I was wondering what you all think of them? Hows the paint hold up on them? I am thinking about selling some calls and getting a few dozen of them and each year just keep adding to my spread. Let me know what you all think. and also how are their goose floaters? thanks.


----------



## gaddyshooter (Oct 12, 2003)

Bought a dozen of the "hot buy" size mallards for my trip to North Dakota at the beginning of the month. Used them 5 days, 4 in water and one in a field. After the third day, I started noticing the paint coming off of all the drakes. The hens showed no signs of problems. The problem on the drakes was the front where if is painted brown, and also the two stripes down the back that are also brown, the paint just flakes right off.

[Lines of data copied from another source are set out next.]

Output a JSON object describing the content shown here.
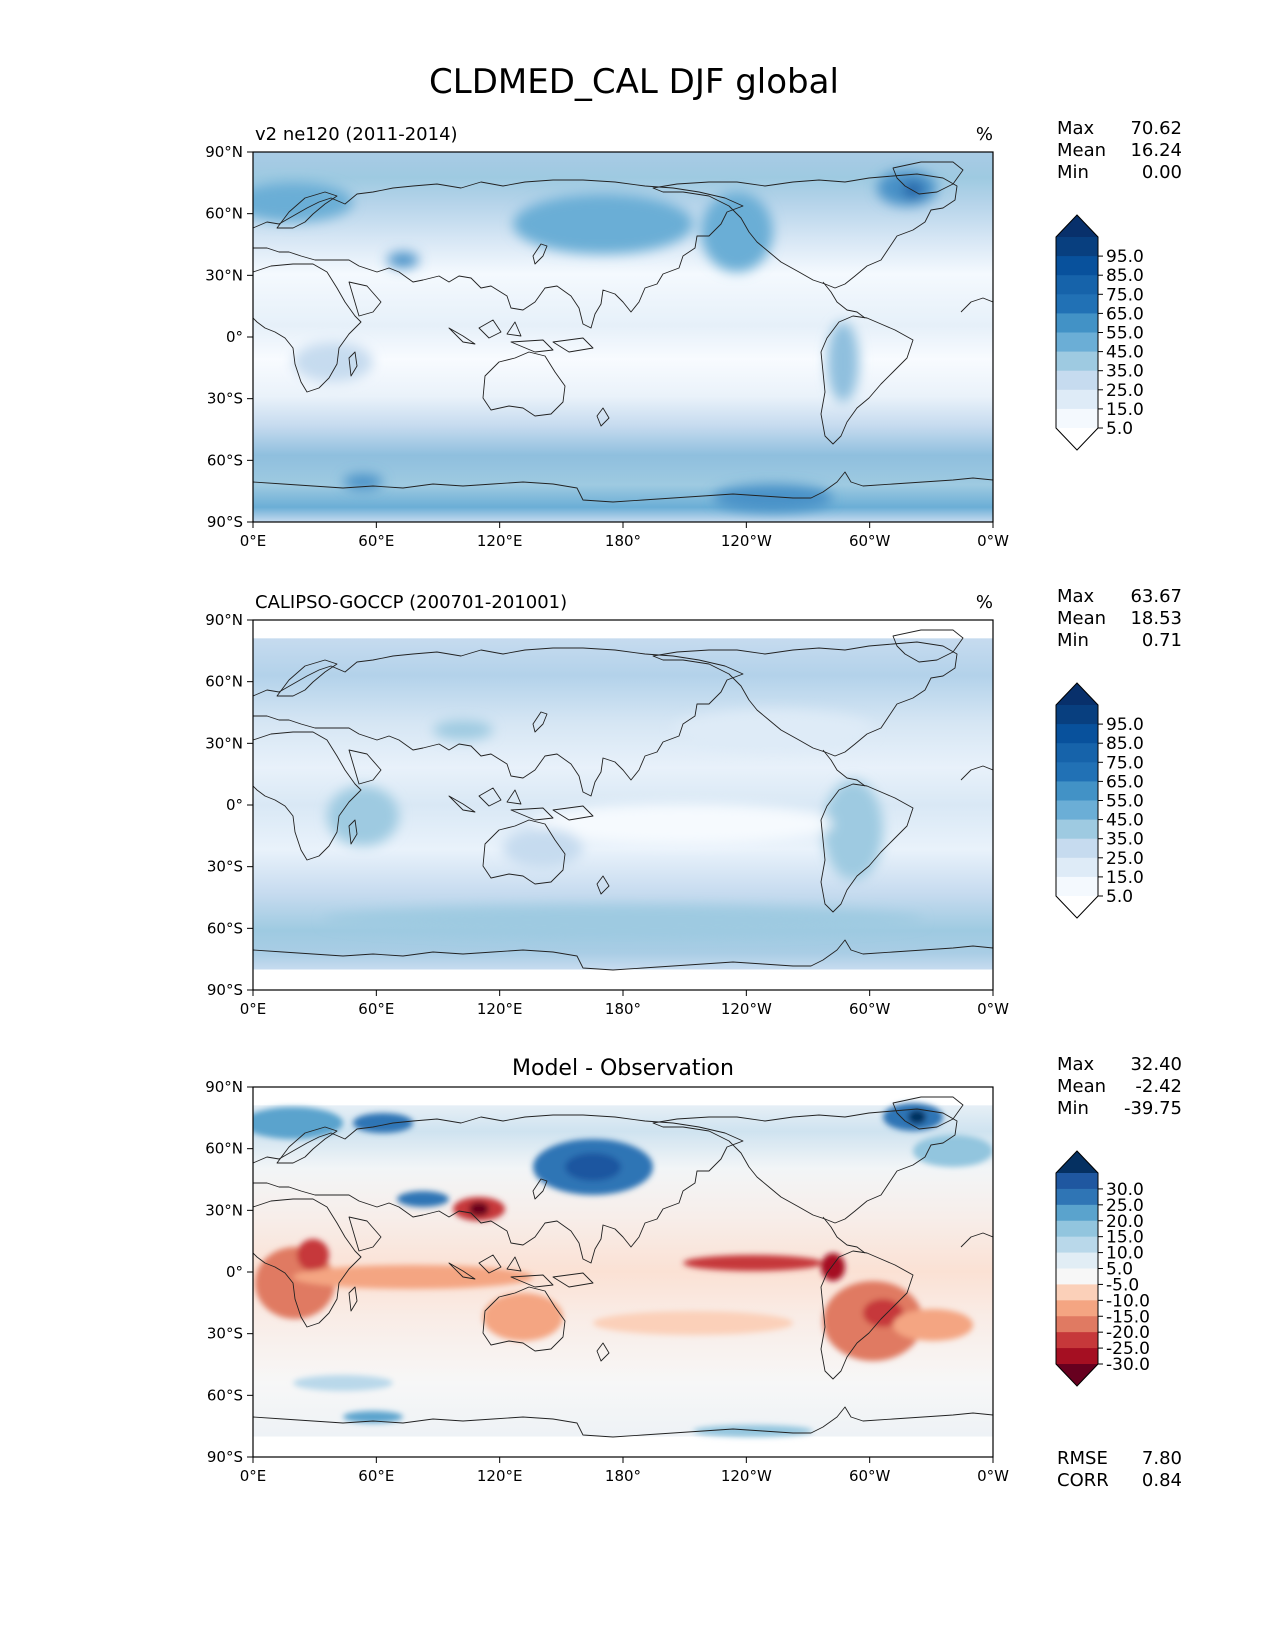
{
  "title": "CLDMED_CAL DJF global",
  "x_ticks": [
    "0°E",
    "60°E",
    "120°E",
    "180°",
    "120°W",
    "60°W",
    "0°W"
  ],
  "y_ticks": [
    "90°N",
    "60°N",
    "30°N",
    "0°",
    "30°S",
    "60°S",
    "90°S"
  ],
  "panels": [
    {
      "id": "model",
      "left_title": "v2 ne120 (2011-2014)",
      "center_title": "",
      "units": "%",
      "stats": [
        {
          "label": "Max",
          "value": "70.62"
        },
        {
          "label": "Mean",
          "value": "16.24"
        },
        {
          "label": "Min",
          "value": "0.00"
        }
      ],
      "colorbar_labels": [
        "95.0",
        "85.0",
        "75.0",
        "65.0",
        "55.0",
        "45.0",
        "35.0",
        "25.0",
        "15.0",
        "5.0"
      ],
      "colorbar_colors": [
        "#ffffff",
        "#f4f9fe",
        "#deebf7",
        "#c6dbef",
        "#9ecae1",
        "#6baed6",
        "#4292c6",
        "#2171b5",
        "#1663aa",
        "#08519c",
        "#083f7f",
        "#08306b"
      ],
      "colormap": "Blues"
    },
    {
      "id": "obs",
      "left_title": "CALIPSO-GOCCP (200701-201001)",
      "center_title": "",
      "units": "%",
      "stats": [
        {
          "label": "Max",
          "value": "63.67"
        },
        {
          "label": "Mean",
          "value": "18.53"
        },
        {
          "label": "Min",
          "value": "0.71"
        }
      ],
      "colorbar_labels": [
        "95.0",
        "85.0",
        "75.0",
        "65.0",
        "55.0",
        "45.0",
        "35.0",
        "25.0",
        "15.0",
        "5.0"
      ],
      "colorbar_colors": [
        "#ffffff",
        "#f4f9fe",
        "#deebf7",
        "#c6dbef",
        "#9ecae1",
        "#6baed6",
        "#4292c6",
        "#2171b5",
        "#1663aa",
        "#08519c",
        "#083f7f",
        "#08306b"
      ],
      "colormap": "Blues"
    },
    {
      "id": "diff",
      "left_title": "",
      "center_title": "Model - Observation",
      "units": "",
      "stats": [
        {
          "label": "Max",
          "value": "32.40"
        },
        {
          "label": "Mean",
          "value": "-2.42"
        },
        {
          "label": "Min",
          "value": "-39.75"
        }
      ],
      "colorbar_labels": [
        "30.0",
        "25.0",
        "20.0",
        "15.0",
        "10.0",
        "5.0",
        "-5.0",
        "-10.0",
        "-15.0",
        "-20.0",
        "-25.0",
        "-30.0"
      ],
      "colorbar_colors": [
        "#67001f",
        "#a50f22",
        "#c6383a",
        "#e07a62",
        "#f4a582",
        "#fbd0b9",
        "#f7f7f7",
        "#e1edf5",
        "#b9d8ea",
        "#92c5de",
        "#5aa3cd",
        "#2f75b5",
        "#1f57a0",
        "#053061"
      ],
      "colormap": "RdBu_r",
      "bottom_stats": [
        {
          "label": "RMSE",
          "value": "7.80"
        },
        {
          "label": "CORR",
          "value": "0.84"
        }
      ]
    }
  ]
}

I just sent an Email to the company to see if they will replace them, or send me some paint to fix them. Will keep you posted with what they say.


----------



## Brett_Neffendorf (Oct 6, 2003)

thanks man, let me know what ya find out!


----------



## Qwack (May 25, 2002)

Evidently they had problems with the paint last year. If you got a good buy on them at a pre-season sale this year, they were probably last years's model. Supposedly they fixed the paint problem and if you get the new model, they hold up better. I think they look good, considering they were made in China.


----------



## Ron Gilmore (Jan 7, 2003)

I have bith the life size and the hot buys this year. The hot buys have given me some concern on the paint, but the life size have not. My only complaint is that the slide in weights need to be checked every time we went on the water. They work great in the field though.

Took mine back to Scheels and they sent them in for me so will wait and see. Mine where all hens that gave me problems. I do think they are better than the Flambeu stuff, but I will buy G&H next time.


----------



## gaddyshooter (Oct 12, 2003)

have sent two emails to the manufacturer so far and received no response back from them yet. I am going to call the place where I bought them next week. Will let you know.


----------



## Qwack (May 25, 2002)

G&H produce great decoys but they aren't known for customer support :roll:


----------



## Brett_Neffendorf (Oct 6, 2003)

Thanks for all the good info. fellas!

I have a dozen life size mallards and a dozen life size pintails coming to me.


----------